Transplant-eligible multiple myeloma: VRd lite delivers deep responses

  • Okazuka K & al.
  • Eur J Haematol
  • 16 Nov 2019

  • curated by David Reilly
  • Univadis Clinical Summaries
Access to the full content of this site is available only to registered healthcare professionals.
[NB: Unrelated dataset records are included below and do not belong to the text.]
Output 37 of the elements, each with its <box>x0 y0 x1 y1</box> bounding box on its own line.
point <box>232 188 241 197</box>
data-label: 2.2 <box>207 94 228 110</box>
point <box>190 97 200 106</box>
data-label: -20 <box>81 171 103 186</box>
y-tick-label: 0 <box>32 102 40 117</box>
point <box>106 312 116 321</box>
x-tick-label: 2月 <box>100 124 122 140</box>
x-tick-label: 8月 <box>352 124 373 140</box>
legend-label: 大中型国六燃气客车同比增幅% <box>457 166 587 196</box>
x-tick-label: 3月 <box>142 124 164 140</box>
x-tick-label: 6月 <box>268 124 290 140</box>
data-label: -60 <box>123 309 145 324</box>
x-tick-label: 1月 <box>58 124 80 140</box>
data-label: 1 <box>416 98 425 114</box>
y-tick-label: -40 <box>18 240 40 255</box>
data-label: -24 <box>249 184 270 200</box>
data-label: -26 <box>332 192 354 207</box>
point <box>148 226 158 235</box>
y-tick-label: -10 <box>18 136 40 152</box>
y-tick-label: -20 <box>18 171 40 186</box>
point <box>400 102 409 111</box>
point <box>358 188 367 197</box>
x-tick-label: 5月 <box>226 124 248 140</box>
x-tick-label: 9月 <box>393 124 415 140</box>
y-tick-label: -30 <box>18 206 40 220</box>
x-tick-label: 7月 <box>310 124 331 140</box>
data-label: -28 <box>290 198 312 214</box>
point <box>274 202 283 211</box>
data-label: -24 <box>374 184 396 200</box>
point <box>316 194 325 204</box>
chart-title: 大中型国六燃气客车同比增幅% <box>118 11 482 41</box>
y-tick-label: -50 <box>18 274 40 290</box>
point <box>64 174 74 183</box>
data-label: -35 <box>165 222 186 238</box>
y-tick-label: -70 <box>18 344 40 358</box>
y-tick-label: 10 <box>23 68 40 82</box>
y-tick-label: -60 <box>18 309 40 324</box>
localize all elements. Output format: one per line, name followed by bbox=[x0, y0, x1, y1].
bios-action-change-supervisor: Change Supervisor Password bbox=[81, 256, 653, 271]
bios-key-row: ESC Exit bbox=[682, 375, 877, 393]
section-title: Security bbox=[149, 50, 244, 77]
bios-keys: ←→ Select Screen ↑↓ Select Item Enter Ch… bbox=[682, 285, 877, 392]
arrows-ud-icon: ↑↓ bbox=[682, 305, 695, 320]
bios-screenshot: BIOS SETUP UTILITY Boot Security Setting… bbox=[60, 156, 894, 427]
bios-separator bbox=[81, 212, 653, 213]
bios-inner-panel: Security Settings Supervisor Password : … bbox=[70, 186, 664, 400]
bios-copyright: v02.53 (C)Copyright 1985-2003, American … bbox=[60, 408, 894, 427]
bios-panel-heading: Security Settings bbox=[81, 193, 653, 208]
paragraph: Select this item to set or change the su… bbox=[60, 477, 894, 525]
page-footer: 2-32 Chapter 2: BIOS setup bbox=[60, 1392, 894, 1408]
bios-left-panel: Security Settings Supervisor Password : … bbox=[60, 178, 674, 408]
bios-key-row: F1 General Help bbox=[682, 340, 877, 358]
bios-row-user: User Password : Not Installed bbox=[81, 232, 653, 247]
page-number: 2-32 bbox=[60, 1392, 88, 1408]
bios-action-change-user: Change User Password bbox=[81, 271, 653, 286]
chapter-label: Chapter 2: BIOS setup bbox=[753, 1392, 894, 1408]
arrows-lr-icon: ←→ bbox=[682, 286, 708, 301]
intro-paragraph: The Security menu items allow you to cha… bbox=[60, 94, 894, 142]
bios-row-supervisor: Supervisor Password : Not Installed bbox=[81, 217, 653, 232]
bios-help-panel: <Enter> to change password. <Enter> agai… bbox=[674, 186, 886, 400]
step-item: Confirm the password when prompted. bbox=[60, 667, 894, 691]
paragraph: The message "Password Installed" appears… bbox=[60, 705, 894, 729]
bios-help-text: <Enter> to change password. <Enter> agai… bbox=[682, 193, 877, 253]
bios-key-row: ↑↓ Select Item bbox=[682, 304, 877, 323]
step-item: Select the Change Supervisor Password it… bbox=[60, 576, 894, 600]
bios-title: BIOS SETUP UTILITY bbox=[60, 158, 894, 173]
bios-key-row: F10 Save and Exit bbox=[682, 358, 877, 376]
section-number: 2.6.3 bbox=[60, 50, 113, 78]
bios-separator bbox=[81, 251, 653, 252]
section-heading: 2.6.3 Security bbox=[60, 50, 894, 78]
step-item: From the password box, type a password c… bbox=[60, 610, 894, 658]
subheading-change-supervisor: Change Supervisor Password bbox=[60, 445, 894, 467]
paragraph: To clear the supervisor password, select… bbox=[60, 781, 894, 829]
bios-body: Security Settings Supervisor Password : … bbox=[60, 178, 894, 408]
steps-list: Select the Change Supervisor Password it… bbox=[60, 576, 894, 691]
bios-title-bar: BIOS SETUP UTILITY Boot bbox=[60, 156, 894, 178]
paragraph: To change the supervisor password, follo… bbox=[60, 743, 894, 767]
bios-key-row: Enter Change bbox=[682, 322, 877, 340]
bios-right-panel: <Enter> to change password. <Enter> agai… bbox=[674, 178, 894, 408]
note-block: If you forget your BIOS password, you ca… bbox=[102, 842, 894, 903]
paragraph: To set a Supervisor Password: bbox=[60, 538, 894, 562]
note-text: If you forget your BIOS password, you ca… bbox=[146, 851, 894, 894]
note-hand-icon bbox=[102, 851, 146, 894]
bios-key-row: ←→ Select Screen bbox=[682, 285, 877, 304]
Access to the full content of this site is available only to registered healthcare professionals.

Takeaway

  • In transplant-eligible patients with newly diagnosed multiple myeloma (NDMM), the intensity-reduced regimen VRd lite (reduced-intensity bortezomib+lenalidomide+dexamethasone) delivered deep responses, which grew deeper after transplantation; the regimen was also well tolerated.

Why this matters

  • VRd is one of the most common regimens in this setting; however, 9%-11% of patients discontinue VRd because of tolerability issues.

Study design

  • Study to investigate VRd lite in 48 transplant-eligible patients with NDMM.
  • VRd lite was administered every 4 weeks, comprising:
    • Bortezomib 1.3 mg/m2 on days 1, 8, 15, and 22.
    • Dexamethasone 20 mg on the day of and day after bortezomib.
    • Lenalidomide was omitted on days 1, 8, and 15.
  • Funding: None.

Key results

  • After 4 cycles:
    • 83% overall response rate (ORR).
    • 25% complete response (CR).
    • 48% very good partial response or better (≥VGPR).
  • 38/45 patients who completed 4 cycles of VRd went on to receive autologous stem cell transplant (auto-SCT).
  • Responses were improved posttransplant:
    • 100% ORR.
    • 55% CR.
    • 73.7% ≥VGPR.
  • The most common grade 3-4 adverse event was neutropenia (grade 3, 19%; grade 4, 6%).

Limitations

  • Retrospective data.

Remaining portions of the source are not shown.